Źródło zdjęcia: https://pl.123rf.com/photo_96932767_z%C5%82oty-polski-w-tle-mi%C4%99kkiego-koszyka-na-zakupy.html

Czy Polacy mogą pozwolić sobie na tak samo wysoki standard życia jak mieszkańcy Europy Zachodniej? Według najnowszego raportu GfK „Purchasing Power Europe 2024” dystans do europejskiej średniej powoli się zmniejsza, lecz nadal pozostaje znaczący. Statystyczny Polak wydaje rocznie na konsumpcję około 12,6 tys. euro, czyli ponad 50 tys. zł. Dla porównania, średnia europejska wynosi 18,8 tys. euro. Choć wyniki nie napawają optymizmem, sytuacja w różnych regionach Polski prezentuje się niejednolicie.

Wydatki konsumpcyjne w przeliczeniu na jednego mieszkańca w Europie

Raport „GfK Purchasing Power Europe 2024” wskazuje, że wydatki konsumpcyjne obywateli Europy różnią się drastycznie. Wartości te uwzględniają nie tylko codzienne zakupy spożywcze, ale również wydatki na mieszkanie, energię, rozrywkę, transport, usługi oraz turystykę. Polska zajmuje 27. miejsce w Europie z rocznym wynikiem 12,6 tys. euro na osobę, co odpowiada nieco ponad połowie europejskiej średniej, wynoszącej 18,8 tys. euro.

Liderami pod względem wydatków na konsumpcję są państwa takie jak Wielka Brytania, Szwajcaria, Luksemburg oraz Liechtenstein, gdzie poziom życia znacznie przewyższa średnią europejską. Wśród krajów z najniższymi wydatkami konsumpcyjnymi znajdują się Ukraina, Białoruś oraz Kosowo, co podkreśla zróżnicowanie ekonomiczne na kontynencie.

Wydatki konsumpcyjne – jak wygląda sytuacja w Polsce?

W Polsce najwyższą siłą nabywczą charakteryzuje się Warszawa, gdzie średnie wydatki wynoszą aż 19,9 tys. euro rocznie, czyli o ponad 58% więcej niż przeciętna krajowa.
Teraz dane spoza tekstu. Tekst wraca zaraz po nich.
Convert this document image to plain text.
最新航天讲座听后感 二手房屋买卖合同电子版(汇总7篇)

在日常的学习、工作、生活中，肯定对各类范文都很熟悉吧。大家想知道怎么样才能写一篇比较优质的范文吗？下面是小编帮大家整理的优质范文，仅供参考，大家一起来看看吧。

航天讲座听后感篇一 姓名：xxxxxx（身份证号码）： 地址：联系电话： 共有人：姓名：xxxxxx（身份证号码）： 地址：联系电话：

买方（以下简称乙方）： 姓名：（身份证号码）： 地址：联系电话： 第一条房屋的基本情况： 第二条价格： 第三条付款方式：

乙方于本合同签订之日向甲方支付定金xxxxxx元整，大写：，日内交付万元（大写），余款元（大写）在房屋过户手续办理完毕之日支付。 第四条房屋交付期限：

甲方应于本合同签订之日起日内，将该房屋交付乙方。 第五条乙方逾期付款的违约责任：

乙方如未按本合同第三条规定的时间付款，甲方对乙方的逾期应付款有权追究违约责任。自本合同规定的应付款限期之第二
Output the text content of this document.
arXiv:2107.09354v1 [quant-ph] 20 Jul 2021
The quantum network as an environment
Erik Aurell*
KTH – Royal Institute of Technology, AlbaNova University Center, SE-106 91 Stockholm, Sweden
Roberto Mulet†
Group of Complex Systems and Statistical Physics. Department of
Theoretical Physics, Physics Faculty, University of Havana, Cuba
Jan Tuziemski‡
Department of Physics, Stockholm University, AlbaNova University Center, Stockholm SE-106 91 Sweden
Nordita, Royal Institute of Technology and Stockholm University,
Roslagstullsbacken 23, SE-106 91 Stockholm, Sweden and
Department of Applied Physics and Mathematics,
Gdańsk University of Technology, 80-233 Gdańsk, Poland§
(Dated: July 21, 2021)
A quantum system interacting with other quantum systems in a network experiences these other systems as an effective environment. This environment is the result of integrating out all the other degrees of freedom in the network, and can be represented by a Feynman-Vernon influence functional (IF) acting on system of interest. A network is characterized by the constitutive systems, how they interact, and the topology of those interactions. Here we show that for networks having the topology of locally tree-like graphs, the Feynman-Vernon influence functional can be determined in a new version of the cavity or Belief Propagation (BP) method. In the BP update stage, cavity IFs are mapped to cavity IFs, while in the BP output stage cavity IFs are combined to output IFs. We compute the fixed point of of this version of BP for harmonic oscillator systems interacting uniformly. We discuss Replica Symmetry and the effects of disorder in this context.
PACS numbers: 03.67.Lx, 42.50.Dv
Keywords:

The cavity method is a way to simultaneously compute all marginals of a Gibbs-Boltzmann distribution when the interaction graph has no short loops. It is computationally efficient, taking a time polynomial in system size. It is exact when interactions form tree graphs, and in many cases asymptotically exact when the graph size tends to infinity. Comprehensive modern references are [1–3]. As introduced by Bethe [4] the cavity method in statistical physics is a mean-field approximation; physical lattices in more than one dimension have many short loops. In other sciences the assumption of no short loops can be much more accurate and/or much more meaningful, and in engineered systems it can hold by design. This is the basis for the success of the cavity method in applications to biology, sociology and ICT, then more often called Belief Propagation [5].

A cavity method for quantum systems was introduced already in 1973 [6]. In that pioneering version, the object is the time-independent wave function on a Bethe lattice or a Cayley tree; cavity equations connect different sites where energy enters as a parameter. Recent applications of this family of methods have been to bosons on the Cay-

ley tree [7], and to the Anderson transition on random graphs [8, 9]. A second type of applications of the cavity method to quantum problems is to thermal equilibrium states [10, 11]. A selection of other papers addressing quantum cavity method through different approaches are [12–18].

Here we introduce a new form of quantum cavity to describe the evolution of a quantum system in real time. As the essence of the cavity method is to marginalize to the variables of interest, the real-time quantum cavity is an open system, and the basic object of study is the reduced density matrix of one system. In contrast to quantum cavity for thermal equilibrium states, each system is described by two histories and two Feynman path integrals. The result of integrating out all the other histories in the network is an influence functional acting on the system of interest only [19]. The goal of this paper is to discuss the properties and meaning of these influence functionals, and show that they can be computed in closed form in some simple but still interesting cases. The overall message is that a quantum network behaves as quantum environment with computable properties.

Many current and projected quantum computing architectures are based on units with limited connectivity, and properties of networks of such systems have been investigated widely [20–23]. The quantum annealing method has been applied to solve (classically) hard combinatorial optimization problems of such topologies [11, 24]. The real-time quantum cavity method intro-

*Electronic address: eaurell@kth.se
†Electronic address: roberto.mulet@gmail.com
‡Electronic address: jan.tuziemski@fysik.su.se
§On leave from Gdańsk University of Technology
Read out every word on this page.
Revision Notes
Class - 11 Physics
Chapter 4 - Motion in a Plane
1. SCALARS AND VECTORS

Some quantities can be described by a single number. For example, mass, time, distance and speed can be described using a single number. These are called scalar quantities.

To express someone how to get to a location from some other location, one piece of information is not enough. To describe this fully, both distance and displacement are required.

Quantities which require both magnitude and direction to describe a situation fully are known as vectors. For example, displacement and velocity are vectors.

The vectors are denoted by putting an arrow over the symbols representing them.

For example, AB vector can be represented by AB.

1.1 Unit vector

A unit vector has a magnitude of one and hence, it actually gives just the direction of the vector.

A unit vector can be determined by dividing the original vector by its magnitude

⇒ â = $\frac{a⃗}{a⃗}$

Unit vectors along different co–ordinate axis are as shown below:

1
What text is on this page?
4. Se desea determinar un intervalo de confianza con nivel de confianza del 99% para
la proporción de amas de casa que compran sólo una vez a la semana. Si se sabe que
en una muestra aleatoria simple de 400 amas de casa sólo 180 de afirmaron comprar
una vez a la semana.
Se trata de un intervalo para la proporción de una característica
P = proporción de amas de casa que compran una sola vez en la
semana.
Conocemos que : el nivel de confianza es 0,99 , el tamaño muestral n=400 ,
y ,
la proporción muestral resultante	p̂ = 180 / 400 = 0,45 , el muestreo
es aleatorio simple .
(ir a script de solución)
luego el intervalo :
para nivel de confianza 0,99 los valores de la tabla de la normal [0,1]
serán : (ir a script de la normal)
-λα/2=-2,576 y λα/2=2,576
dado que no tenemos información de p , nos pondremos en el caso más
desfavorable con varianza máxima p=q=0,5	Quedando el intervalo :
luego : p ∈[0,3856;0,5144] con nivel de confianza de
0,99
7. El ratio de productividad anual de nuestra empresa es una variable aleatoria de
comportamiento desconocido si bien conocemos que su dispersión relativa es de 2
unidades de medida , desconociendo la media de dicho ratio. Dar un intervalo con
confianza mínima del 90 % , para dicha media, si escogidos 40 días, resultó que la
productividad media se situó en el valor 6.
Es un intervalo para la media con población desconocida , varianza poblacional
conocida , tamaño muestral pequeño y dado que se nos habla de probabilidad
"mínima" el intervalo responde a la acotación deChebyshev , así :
Stolica wyraźnie dominuje w tej kategorii, przy czym jedynie Warszawa i Sopot osiągają poziom wyższy od europejskiej średniej. Wysokie wydatki konsumpcyjne notuje także Wrocław, z wynikiem 17 tys. euro rocznie na mieszkańca.

Ciekawym trendem w tegorocznym rankingu jest obecność powiatów płockiego i siedleckiego w pierwszej dziesiątce, co pokazuje, że różnice w sile nabywczej stopniowo wyrównują się na poziomie regionalnym. Tymczasem miasta takie jak Poznań, Kraków, Bielsko-Biała i Gliwice straciły po kilka miejsc, co pokazuje dynamikę zmieniających się preferencji konsumpcyjnych i ekonomicznych realiów w kraju.